China’s economy grew faster than expected in the first quarter, data showed on Tuesday, offering some relief to officials as they try to shore up growth in the face of protracted weakness in the property sector and mounting local government debt.
However, several March indicators released alongside the gross domestic product data – including property investment, retail sales and industrial output – showed that demand at home remains frail, weighing on overall momentum.
The world’s second-largest economy grew 5.3% in January-March from the year earlier, official data showed, comfortably above a 4.6% analysts’ forecast in a Reuters poll and up from the 5.2% expansion in the previous quarter.

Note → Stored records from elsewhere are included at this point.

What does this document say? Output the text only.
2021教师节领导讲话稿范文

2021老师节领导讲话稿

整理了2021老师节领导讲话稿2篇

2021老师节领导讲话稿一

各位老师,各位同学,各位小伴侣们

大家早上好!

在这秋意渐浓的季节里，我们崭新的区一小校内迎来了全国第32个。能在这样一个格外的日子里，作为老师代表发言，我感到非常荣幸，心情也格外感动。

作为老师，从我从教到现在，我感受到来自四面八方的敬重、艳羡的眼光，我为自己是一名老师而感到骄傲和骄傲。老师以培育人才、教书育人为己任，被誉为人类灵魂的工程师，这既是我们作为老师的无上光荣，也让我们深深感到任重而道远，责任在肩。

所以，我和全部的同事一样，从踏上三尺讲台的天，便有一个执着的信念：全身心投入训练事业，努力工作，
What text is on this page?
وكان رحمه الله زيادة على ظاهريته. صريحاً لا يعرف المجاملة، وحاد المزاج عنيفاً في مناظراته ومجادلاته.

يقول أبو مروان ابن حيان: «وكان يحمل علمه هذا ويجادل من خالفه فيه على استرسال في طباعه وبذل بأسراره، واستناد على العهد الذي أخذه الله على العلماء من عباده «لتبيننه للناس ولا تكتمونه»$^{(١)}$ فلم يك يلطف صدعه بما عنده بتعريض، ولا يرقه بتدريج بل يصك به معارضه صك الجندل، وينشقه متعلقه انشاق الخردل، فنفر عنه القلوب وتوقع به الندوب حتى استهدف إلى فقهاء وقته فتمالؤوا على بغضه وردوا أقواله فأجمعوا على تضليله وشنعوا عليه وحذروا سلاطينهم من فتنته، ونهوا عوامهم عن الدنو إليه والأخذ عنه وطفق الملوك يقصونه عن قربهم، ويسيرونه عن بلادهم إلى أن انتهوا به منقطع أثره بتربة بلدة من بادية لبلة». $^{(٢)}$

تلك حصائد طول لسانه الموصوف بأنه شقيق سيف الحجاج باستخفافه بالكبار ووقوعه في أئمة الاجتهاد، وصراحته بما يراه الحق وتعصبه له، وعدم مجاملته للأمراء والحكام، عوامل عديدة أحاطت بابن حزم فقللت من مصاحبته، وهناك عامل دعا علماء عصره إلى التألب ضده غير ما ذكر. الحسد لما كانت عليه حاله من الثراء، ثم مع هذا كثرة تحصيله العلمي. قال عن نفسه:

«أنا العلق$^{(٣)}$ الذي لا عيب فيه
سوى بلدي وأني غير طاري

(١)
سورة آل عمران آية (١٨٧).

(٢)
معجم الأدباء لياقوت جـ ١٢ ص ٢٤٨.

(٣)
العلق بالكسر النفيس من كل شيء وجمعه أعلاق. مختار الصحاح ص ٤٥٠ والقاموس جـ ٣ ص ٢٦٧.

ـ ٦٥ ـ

On a quarterly basis growth picked up to 1.6% from 1.4% in the previous three months.
“The strong first-quarter growth figure goes a long way in achieving China’s ‘around 5%’ target for the year,” said Harry Murphy Cruise, economist at Moody’s Analytics.
Analysts have described as ambitious the growth target Beijing aims to accomplish with help of fiscal and monetary stimulus measures, noting last year’s growth rate of 5.2% was likely flattered by a rebound from a COVID-hit 2022.
That bounce, however, fizzled away under the weight of the property downturn, rising local debt and weak consumer spending.
Beijing turned to the tried and tested spending on infrastructure and high-tech manufacturing to lift the economy. That however, raised concerns about public finances, prompting Fitch to cut its outlook on China’s sovereign credit rating to negative last week.